Porsche parti en 1929, Hans Nibel, subordonné avec qui il ne s’entendait pas très bien, lui succède. Nibel a une appétence certaine pour les châssis surbaissés, favorables à l’abaissement du centre de gravité et compatibles avec les carrosseries aérodynamiques. Il les a testées avec succès en compétition dès le début 1923 avec la Tropfenwagen. Alors que l’économie allemande s’est effondrée, Wilhelm Kissel, à la tête du directoire de Daimler-Benz AG demande à Nibel de concevoir une petite voiture, après s’y être refusé, jugeant la chose trop peu rentable.
Mais il faut s’adapter aux circonstances. Nibel, ne pouvant s’appuyer sur Porsche, conçoit tout de même la 170 W15, au petit 6-cylindres 1,5 l. Dotée de quatre roues indépendantes (une première pour le constructeur), elle remporte un certain succès dès 1931. Cela dit, Kissel demande à Nibel de produire plus petit encore. Ce dernier fréquente depuis longtemps d’autres ingénieurs, aux idées avancées, dont Max Wagner, ainsi que Hans Ledwinka, de chez Tatra. Wagner convainc Nibel de recourir à une solution en vogue au début du XXè siècle mais tombée depuis en désuétude : le moteur arrière.
Avantage, il permet de se passer d’arbre de transmission, ce qui optimise l’espace dévolu aux passagers et réduit les coûts. De surcroît, en plaçant la mécanique dans la poupe, on dégage de la place pour accroître les débattements de suspension, et on peut installer une carrosserie streamline. On étudie de petits moteurs à 4-cylindres, y compris un flat-four refroidi par air, dans le prototype W17 ! Tiens, tiens…

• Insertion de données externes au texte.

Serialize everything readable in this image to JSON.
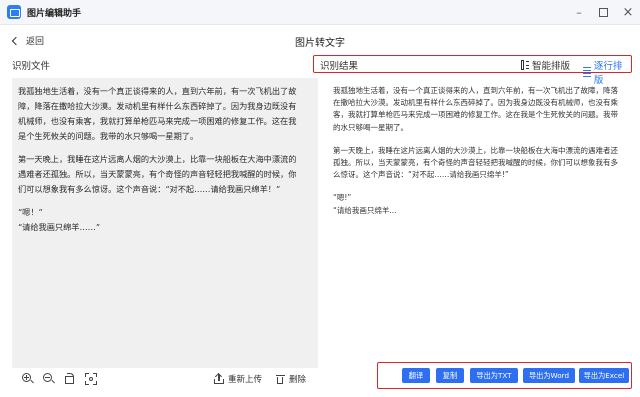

Tout ceci débouche en 1934 sur la plus petite Mercedes-Benz jamais produite : la 130, ou type W23. Son 4-cylindres 1,3 l de 26 ch prend place dans le porte-à-faux arrière, et sa boîte, à 4 vitesses s’il vous plaît (enfin, 3 rapports synchronisés plus un overdrive), en avant de l’essieu, une configuration originale.
Le châssis à poutre centrale repose sur deux trains à roues indépendantes à grands débattements (celui de l'arrière reste assez sommai puisqu’il reçoit des bras oscillants), alors que la suspension se compose de ressorts hélicoïdaux à l’arrière, et de lames à l’avant. Notons aussi la présence d’une direction à crémaillère et de quatre freins à commande hydraulique, des éléments très modernes alors. Mercedes-Benz, alliance de deux marques de pionniers, se doit d'adopter un haut degré de technicité !
Capable de 92 km/h, la Mercedes 130 présente des performances tout à fait dans la norme de sa catégorie, mais offre un confort inédit. Moins chère que la 170, presque aussi rapide et spacieuse, la 130 convainc, même si sa tenue de route étrange demande de l’accoutumance. Tout comme sa carrosserie assez fluide (Cx de 0.51, une valeur alors remarquable), aux proportions inusités et dépourvue de calandre ! La 130 se vend correctement, égalant les chiffres initiaux de la 170, puis évoluera dès 1936.
Elle devient alors la 170H, et son moteur à soupapes latérales sera utilisé en après-guerre dans la berline 180. Seulement, le ventes ne suivent pas du tout. Au total, 4 298 Mercedes 130 seront produites jusqu’en 1936 et 1 507 170H de 1936 à 1939. Cela peut paraître faible, mais pour un constructeur spécialisé dans le haut de gamme comme Mercedes, c’est presque estimable, face à une concurrence nommée DKW, Adler ou Opel.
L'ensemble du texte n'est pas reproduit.